In multi-agent systems (MAS) and composite AI, several artificial intelligences (AI) work together to better manage complex tasks in cooperation. But teamwork among AIs is not without consequences for security and compliance, because one AI can pose a risk to the other AI. We provide an overview.
Gartner market researchers see two sides of the generative AI movement on the way to greater progress: innovations that will be promoted by GenAI and innovations that will promote the progress of Generative AI itself.
In this way, cooperation between different artificial intelligences, like with humans, can lead to different strengths and competencies coming together and complementing each other. Gartner counts two forms of AI cooperation among the most important AI innovations of the coming years:
- Composite AI refers to the combined application (or fusion) of different AI techniques to improve learning efficiency in order to expand the level of knowledge representation. According to the analyst house, it solves a wider range of business problems more effectively.
- Multiagent Systems (MAS) are a type of AI system that consists of several independent (but interactive) agents, each of which is able to perceive its environment and take actions.
Both developments can help on the way to Artificial General Intelligence (AGI). Application scenarios with multiple agents are also very helpful in highly collaborative work, such as in development in the software industry, intelligent production and company management, explains Microsoft, for example . But these AI innovations not only have advantages, they also bring with them many challenges.
AI teamwork needs order and harmony
If AI agents are to work together, similar challenges can arise as with humans: The interaction must be coordinated so that everyone does their job and the order of tasks is maintained. The agents as team members must communicate with each other and exchange their status. Possible conflicts of objectives within the team must be identified and eliminated in good time.
A group of researchers at MIT described it this way : Multiple language models (LLMs) that work together harmoniously are better than one. But the question is how the necessary harmony can be ensured.
Multi-AI also means multiple and new risks.
When you think about the risks of using AI, you immediately see a long list. Potential weaknesses and deficiencies can exist in any of the AI systems that are supposed to work together as a team. But it’s not just about the multiplication of risks, new ones are also emerging.

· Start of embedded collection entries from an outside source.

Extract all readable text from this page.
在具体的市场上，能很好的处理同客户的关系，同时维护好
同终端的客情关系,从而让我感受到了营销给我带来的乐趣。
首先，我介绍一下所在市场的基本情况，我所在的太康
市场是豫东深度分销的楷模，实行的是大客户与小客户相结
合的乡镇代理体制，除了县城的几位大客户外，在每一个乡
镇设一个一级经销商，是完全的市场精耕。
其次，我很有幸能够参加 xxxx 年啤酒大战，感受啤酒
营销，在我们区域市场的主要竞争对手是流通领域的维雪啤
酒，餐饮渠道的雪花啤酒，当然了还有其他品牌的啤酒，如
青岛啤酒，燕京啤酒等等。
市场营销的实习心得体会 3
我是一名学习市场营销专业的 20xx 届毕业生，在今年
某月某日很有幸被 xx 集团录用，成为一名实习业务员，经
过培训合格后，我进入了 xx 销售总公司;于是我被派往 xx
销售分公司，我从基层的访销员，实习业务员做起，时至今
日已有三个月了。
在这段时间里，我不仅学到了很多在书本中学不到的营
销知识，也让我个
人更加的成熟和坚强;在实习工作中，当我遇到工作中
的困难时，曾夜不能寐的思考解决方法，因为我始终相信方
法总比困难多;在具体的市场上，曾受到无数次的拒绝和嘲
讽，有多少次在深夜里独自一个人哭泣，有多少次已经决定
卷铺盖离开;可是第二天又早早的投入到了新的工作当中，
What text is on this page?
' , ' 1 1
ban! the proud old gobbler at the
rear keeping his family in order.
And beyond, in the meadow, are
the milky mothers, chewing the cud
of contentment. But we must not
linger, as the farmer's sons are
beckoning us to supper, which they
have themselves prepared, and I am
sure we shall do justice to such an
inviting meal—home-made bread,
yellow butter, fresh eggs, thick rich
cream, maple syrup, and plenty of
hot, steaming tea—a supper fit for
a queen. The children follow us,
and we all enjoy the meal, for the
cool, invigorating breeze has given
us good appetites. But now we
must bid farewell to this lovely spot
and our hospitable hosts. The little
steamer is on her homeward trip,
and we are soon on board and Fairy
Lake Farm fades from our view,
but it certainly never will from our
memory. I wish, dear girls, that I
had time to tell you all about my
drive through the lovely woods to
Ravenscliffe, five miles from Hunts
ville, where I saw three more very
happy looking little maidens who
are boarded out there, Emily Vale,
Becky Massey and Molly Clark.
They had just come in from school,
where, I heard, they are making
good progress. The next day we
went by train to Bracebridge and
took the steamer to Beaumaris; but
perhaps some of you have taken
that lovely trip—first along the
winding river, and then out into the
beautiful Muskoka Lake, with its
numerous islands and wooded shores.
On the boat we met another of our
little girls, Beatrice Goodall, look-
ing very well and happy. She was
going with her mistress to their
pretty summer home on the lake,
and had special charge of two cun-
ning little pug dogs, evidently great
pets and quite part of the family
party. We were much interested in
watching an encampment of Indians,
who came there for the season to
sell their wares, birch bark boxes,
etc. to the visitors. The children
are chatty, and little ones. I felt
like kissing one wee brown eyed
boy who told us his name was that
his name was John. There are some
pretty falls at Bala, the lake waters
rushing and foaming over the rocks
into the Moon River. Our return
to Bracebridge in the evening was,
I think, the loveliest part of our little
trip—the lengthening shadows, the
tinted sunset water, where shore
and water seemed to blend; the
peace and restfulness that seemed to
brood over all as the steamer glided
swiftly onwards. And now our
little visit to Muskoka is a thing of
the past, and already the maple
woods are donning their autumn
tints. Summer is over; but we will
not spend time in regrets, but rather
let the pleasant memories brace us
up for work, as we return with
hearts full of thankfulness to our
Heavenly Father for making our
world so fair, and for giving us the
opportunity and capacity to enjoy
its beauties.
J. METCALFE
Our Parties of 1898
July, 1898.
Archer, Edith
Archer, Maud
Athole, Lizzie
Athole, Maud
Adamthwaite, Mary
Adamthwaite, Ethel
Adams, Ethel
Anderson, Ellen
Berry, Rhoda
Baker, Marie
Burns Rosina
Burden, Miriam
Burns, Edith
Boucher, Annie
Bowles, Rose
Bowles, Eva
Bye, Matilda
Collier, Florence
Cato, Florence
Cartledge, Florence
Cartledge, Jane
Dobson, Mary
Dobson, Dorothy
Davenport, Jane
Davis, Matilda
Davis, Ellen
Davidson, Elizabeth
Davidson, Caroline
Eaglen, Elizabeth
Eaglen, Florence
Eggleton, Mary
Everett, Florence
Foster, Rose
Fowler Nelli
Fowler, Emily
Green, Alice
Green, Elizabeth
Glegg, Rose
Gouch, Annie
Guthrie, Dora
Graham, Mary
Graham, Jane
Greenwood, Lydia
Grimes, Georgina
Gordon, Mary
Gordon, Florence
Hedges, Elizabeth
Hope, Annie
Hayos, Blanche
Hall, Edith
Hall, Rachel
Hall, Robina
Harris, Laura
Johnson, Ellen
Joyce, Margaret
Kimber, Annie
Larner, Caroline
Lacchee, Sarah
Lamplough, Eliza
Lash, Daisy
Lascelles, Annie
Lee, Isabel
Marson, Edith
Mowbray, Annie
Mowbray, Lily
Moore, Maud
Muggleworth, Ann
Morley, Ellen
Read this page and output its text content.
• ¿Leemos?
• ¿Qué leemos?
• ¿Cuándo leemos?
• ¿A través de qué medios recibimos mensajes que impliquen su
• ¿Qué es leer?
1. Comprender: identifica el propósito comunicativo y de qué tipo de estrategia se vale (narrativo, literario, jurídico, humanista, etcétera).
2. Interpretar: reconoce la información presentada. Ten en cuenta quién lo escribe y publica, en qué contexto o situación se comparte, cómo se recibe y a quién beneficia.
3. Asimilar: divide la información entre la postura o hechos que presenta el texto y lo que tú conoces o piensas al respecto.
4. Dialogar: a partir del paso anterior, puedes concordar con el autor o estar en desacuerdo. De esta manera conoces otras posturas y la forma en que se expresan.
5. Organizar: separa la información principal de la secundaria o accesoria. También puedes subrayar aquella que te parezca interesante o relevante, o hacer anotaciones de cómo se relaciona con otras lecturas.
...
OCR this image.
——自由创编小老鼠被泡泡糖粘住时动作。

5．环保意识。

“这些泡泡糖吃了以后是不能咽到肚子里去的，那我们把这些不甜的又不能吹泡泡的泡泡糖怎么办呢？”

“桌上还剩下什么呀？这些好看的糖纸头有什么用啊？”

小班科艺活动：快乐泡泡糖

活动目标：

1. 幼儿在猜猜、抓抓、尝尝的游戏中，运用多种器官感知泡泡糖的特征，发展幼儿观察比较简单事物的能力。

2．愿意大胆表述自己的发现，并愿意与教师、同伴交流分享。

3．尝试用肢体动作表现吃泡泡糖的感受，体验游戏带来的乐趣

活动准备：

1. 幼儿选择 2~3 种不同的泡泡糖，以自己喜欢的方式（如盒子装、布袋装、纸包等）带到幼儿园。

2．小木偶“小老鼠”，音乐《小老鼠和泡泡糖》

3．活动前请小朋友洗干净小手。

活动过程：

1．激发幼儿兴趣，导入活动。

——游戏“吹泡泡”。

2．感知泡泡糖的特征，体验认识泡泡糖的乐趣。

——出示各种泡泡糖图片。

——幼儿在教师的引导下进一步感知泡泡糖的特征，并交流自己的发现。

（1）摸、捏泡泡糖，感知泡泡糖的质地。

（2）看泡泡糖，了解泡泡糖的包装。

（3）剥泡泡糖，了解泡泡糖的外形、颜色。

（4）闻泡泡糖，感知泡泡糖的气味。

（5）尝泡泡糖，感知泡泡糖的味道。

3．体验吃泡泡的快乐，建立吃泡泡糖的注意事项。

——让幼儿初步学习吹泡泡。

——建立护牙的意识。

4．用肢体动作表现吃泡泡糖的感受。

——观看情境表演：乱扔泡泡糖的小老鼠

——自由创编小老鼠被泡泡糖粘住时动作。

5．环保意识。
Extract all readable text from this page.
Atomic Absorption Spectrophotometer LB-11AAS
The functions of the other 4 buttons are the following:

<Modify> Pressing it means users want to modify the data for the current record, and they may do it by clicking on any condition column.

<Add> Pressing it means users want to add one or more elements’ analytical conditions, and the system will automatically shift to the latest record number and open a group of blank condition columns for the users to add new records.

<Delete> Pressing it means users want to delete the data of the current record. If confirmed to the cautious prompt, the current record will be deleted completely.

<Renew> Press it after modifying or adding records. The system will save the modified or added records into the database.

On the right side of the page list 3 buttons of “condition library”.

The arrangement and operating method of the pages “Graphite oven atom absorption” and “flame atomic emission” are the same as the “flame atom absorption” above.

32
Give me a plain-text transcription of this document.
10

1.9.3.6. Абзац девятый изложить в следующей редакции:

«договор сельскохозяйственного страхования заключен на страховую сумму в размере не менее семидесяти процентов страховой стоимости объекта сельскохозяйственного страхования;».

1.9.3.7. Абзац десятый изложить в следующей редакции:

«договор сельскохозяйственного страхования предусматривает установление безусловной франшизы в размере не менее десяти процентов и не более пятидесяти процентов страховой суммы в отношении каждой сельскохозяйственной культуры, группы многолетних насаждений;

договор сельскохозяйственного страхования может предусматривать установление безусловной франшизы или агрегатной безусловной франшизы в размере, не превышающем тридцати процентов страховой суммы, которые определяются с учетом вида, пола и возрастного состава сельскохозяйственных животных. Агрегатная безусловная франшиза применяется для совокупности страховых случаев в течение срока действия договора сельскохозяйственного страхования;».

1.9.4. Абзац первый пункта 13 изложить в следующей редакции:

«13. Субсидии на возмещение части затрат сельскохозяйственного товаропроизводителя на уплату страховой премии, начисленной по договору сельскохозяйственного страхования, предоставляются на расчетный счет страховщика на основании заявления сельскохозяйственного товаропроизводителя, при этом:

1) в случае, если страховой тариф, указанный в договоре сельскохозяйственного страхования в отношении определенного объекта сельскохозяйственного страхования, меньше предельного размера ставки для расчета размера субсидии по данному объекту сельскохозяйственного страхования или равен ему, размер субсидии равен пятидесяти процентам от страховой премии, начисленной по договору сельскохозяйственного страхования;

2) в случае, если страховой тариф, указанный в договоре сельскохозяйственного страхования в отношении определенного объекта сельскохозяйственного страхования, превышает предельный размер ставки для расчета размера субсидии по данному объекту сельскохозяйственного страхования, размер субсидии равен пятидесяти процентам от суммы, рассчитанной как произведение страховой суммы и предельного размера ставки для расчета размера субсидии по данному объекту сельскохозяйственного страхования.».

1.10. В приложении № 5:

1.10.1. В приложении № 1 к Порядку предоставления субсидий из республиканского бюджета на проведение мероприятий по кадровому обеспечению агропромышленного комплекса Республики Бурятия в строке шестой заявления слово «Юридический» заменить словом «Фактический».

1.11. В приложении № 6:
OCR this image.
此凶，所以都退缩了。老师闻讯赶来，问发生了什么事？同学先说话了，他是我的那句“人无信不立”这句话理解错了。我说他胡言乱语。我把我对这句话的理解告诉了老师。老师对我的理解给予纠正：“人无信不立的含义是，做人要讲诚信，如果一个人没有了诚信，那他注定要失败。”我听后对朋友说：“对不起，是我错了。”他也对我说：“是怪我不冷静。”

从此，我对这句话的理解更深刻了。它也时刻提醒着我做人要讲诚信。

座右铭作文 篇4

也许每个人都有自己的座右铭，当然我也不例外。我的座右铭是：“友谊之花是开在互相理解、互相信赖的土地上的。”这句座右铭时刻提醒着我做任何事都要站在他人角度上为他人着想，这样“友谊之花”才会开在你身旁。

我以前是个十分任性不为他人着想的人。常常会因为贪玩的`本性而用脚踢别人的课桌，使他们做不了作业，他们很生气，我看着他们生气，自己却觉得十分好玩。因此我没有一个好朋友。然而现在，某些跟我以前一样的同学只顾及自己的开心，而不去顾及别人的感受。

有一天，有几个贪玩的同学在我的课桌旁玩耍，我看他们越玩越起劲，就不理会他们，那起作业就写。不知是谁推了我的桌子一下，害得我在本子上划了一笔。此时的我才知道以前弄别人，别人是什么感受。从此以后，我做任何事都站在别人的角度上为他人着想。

The results of one AI can train and influence the other, which is how it should be so that they can learn together and from each other. But if, for example, an AI has been manipulated with “poisoned data”, then the poisoning spreads to the other AIs. For such an attack (data poisoning), it is enough if one AI in the group is vulnerable; the others then become “infected” later.
Depending on the interdependence of the AI agents, the failure of one agent can block the others and even cause them to fail as well. As in a supply chain, an incident spreads to the other agents.
Confidentiality can also be indirectly affected: information that one AI agent only reveals to the other agent is then “blabbed” by the other agent to third parties. Obviously, the security, compliance, trustworthiness, and reliability of an AI then depend on the entire AI team. The transparency, explainability, and data protection of an AI system also suffer if the MAS or the Composite AI has deficiencies in these areas.
The path to multi-AI security
As nice as harmonious and trusting teamwork is, with AI agents “distrust” should be the rule, or more precisely, zero trust , i.e. no unchecked initial trust. Before one AI agent reacts to another or passes data on to it, it should be clear what risks are involved, for example what security status the other AI is in.
However, since it is difficult and time-consuming to continuously assess the security status of an AI, it will probably be an AI that monitors and controls the other AI agents. One could also say that a MAS and a composite AI should always include a guardian AI that keeps an eye on the AI team.
The guard AI’s testing is just as central and important as the audit of security solutions. Just as a password manager, for example, has to be particularly secure in order not to put all passwords at risk, the same applies to the guard AI. Multi-AI security therefore requires guards in the team.